Behavior/feeling/thinking (external behavior/internal state /internal computation)

This is a very old and simple way to divide our experience into three general scopes that will be available in every experience, but are frequently ignored. As long as we are awake, we always have some behavior (at least breathing and heartbeat), some internal feeling state, and some kind of thinking. Often however, we pay much more attention to one of these general areas of an experience, deleting most or all of the other two.

For instance, people who are often described as emotional, or dramatic or expressive pay a lot of attention to their feelings and actions, but they are often relatively unaware of their thinking that elicits these responses. Many scientists and mathematicians attend primarily to their thinking and may be mostly unaware of their feelings or their geeky behavior. Skilled athletes have to be exquisitely aware of their physical behavior, but may be much less aware of their thinking and feeling. Redirecting attention to a larger scope that includes whatever we are attending to less (or not at all) is an example of attending to a different or overlapping scope, with different information.

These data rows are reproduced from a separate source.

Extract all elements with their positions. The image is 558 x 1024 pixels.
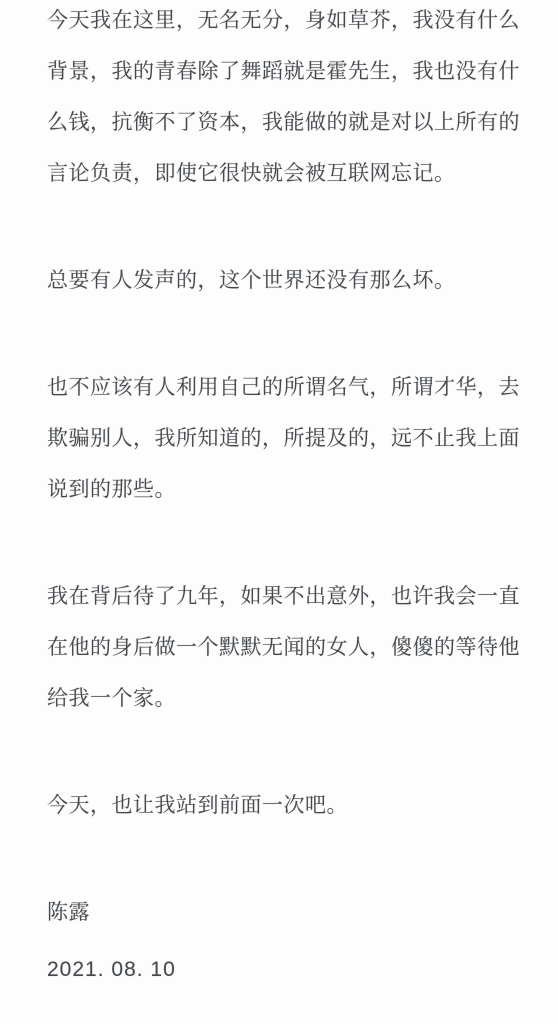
document-page: 今天我在这里，无名无分，身如草芥，我没有什么 背景，我的青春除了舞蹈就是霍先生，… — [0, 0, 558, 1024]
signature: 陈露 — [47, 887, 518, 938]
paragraph-2: 总要有人发声的，这个世界还没有那么坏。 — [47, 255, 518, 306]
text-line: 欺骗别人，我所知道的，所提及的，远不止我上面 — [47, 413, 518, 464]
text-line: 给我一个家。 — [47, 673, 518, 724]
text-line: 言论负责，即使它很快就会被互联网忘记。 — [47, 148, 518, 199]
text-line: 总要有人发声的，这个世界还没有那么坏。 — [47, 255, 518, 306]
text-line: 说到的那些。 — [47, 464, 518, 515]
paragraph-1: 今天我在这里，无名无分，身如草芥，我没有什么 背景，我的青春除了舞蹈就是霍先生，… — [47, 0, 518, 199]
statement-text-column: 今天我在这里，无名无分，身如草芥，我没有什么 背景，我的青春除了舞蹈就是霍先生，… — [0, 0, 558, 995]
date-line: 2021. 08. 10 — [47, 944, 518, 995]
text-line: 今天，也让我站到前面一次吧。 — [47, 780, 518, 831]
text-line: 么钱，抗衡不了资本，我能做的就是对以上所有的 — [47, 97, 518, 148]
text-line: 也不应该有人利用自己的所谓名气，所谓才华，去 — [47, 362, 518, 413]
text-line: 在他的身后做一个默默无闻的女人，傻傻的等待他 — [47, 622, 518, 673]
text-line: 今天我在这里，无名无分，身如草芥，我没有什么 — [47, 0, 518, 46]
paragraph-3: 也不应该有人利用自己的所谓名气，所谓才华，去 欺骗别人，我所知道的，所提及的，远… — [47, 362, 518, 515]
signature-block: 陈露 2021. 08. 10 — [47, 887, 518, 995]
text-line: 背景，我的青春除了舞蹈就是霍先生，我也没有什 — [47, 46, 518, 97]
paragraph-5: 今天，也让我站到前面一次吧。 — [47, 780, 518, 831]
text-line: 我在背后待了九年，如果不出意外，也许我会一直 — [47, 571, 518, 622]
paragraph-4: 我在背后待了九年，如果不出意外，也许我会一直 在他的身后做一个默默无闻的女人，傻… — [47, 571, 518, 724]
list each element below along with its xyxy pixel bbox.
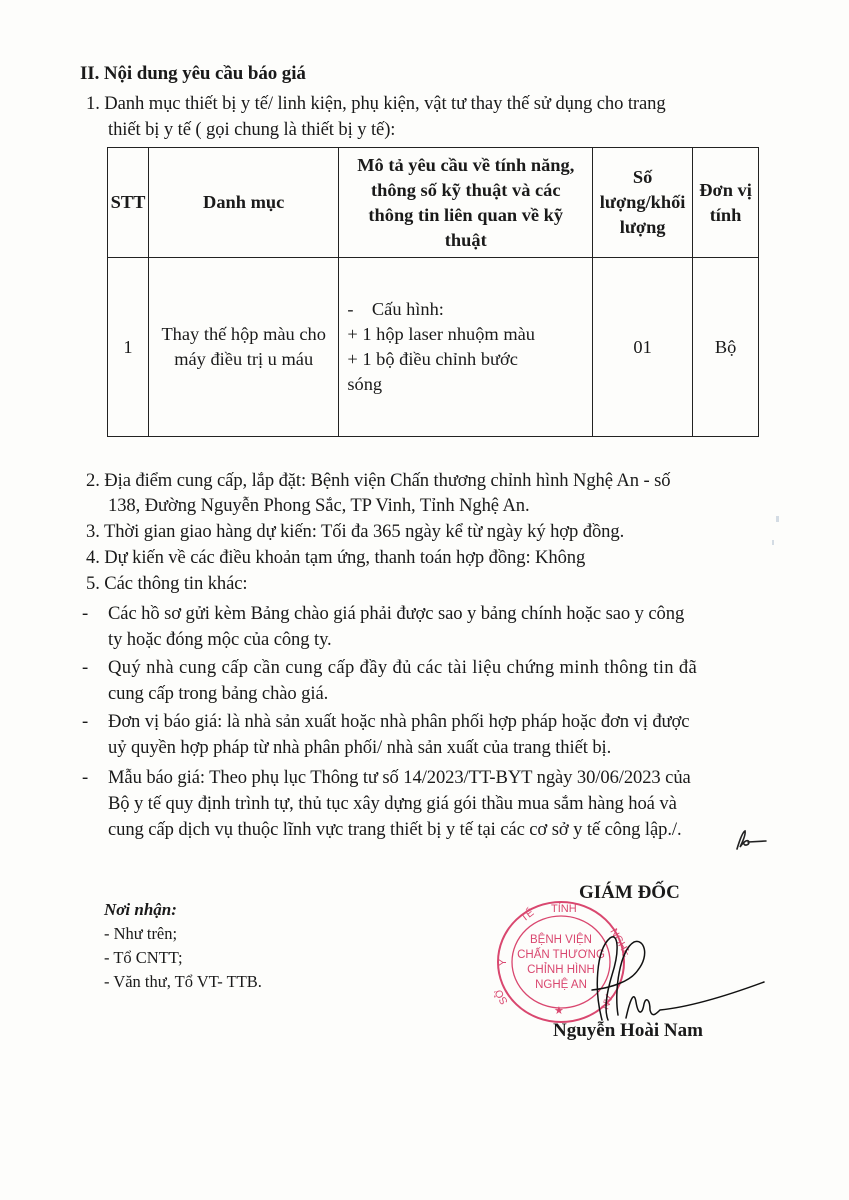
cell-category: Thay thế hộp màu cho máy điều trị u máu	[148, 258, 338, 437]
document-page: II. Nội dung yêu cầu báo giá 1. Danh mục…	[0, 0, 849, 1200]
bullet-2-line-1: Quý nhà cung cấp cần cung cấp đầy đủ các…	[108, 656, 697, 680]
signature-icon	[590, 930, 765, 1025]
scan-speck	[776, 516, 779, 522]
item-5: 5. Các thông tin khác:	[86, 572, 248, 596]
svg-text:NGHỆ AN: NGHỆ AN	[535, 978, 587, 991]
section-heading: II. Nội dung yêu cầu báo giá	[80, 62, 306, 86]
header-category: Danh mục	[148, 148, 338, 258]
item-4: 4. Dự kiến về các điều khoản tạm ứng, th…	[86, 546, 585, 570]
recipients-block: Nơi nhận: - Như trên; - Tổ CNTT; - Văn t…	[104, 898, 262, 994]
bullet-3-line-2: uỷ quyền hợp pháp từ nhà phân phối/ nhà …	[108, 736, 611, 760]
equipment-table: STT Danh mục Mô tả yêu cầu về tính năng,…	[107, 147, 759, 437]
svg-text:SỞ: SỞ	[494, 987, 511, 1007]
recipient-item: - Tổ CNTT;	[104, 946, 262, 970]
initial-mark-icon	[734, 829, 768, 851]
header-stt: STT	[108, 148, 149, 258]
recipient-item: - Như trên;	[104, 922, 262, 946]
item-3: 3. Thời gian giao hàng dự kiến: Tối đa 3…	[86, 520, 624, 544]
cell-stt: 1	[108, 258, 149, 437]
svg-text:★: ★	[554, 1005, 564, 1017]
header-quantity: Số lượng/khối lượng	[593, 148, 693, 258]
svg-text:CHỈNH HÌNH: CHỈNH HÌNH	[527, 963, 595, 976]
cell-quantity: 01	[593, 258, 693, 437]
header-unit: Đơn vị tính	[693, 148, 759, 258]
recipient-item: - Văn thư, Tổ VT- TTB.	[104, 970, 262, 994]
bullet-4-line-1: Mẫu báo giá: Theo phụ lục Thông tư số 14…	[108, 766, 691, 790]
cell-unit: Bộ	[693, 258, 759, 437]
cell-description: - Cấu hình: + 1 hộp laser nhuộm màu + 1 …	[339, 258, 593, 437]
bullet-dash: -	[82, 710, 88, 734]
item-2-line-1: 2. Địa điểm cung cấp, lắp đặt: Bệnh viện…	[86, 469, 670, 493]
table-row: 1 Thay thế hộp màu cho máy điều trị u má…	[108, 258, 759, 437]
bullet-2-line-2: cung cấp trong bảng chào giá.	[108, 682, 328, 706]
signer-name: Nguyễn Hoài Nam	[553, 1020, 703, 1042]
bullet-1-line-2: ty hoặc đóng mộc của công ty.	[108, 628, 332, 652]
bullet-4-line-2: Bộ y tế quy định trình tự, thủ tục xây d…	[108, 792, 677, 816]
scan-speck	[772, 540, 774, 545]
svg-text:Y: Y	[497, 959, 509, 966]
recipients-title: Nơi nhận:	[104, 898, 262, 922]
table-header-row: STT Danh mục Mô tả yêu cầu về tính năng,…	[108, 148, 759, 258]
bullet-dash: -	[82, 766, 88, 790]
item-1-line-1: 1. Danh mục thiết bị y tế/ linh kiện, ph…	[86, 92, 752, 116]
header-description: Mô tả yêu cầu về tính năng, thông số kỹ …	[339, 148, 593, 258]
svg-text:TỈNH: TỈNH	[551, 902, 577, 915]
item-1-line-2: thiết bị y tế ( gọi chung là thiết bị y …	[108, 118, 395, 142]
item-2-line-2: 138, Đường Nguyễn Phong Sắc, TP Vinh, Tỉ…	[108, 494, 530, 518]
bullet-dash: -	[82, 602, 88, 626]
svg-text:BỆNH VIỆN: BỆNH VIỆN	[530, 933, 592, 946]
bullet-3-line-1: Đơn vị báo giá: là nhà sản xuất hoặc nhà…	[108, 710, 689, 734]
bullet-1-line-1: Các hồ sơ gửi kèm Bảng chào giá phải đượ…	[108, 602, 684, 626]
bullet-4-line-3: cung cấp dịch vụ thuộc lĩnh vực trang th…	[108, 818, 682, 842]
bullet-dash: -	[82, 656, 88, 680]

Connirae Andreas naturally slender eating strategy (4, ch. 12) is based on imagining how full your stomach will be with the next bite of foodin contrast to how full you are after you have overindulged. This is a shift from past to future scope, and it is also a shift in the scope of the sensations that are attended to, from the taste of the food, which is what gets many people to eat too much, to the sensation of fullness, which is a dependable signal to stop eating.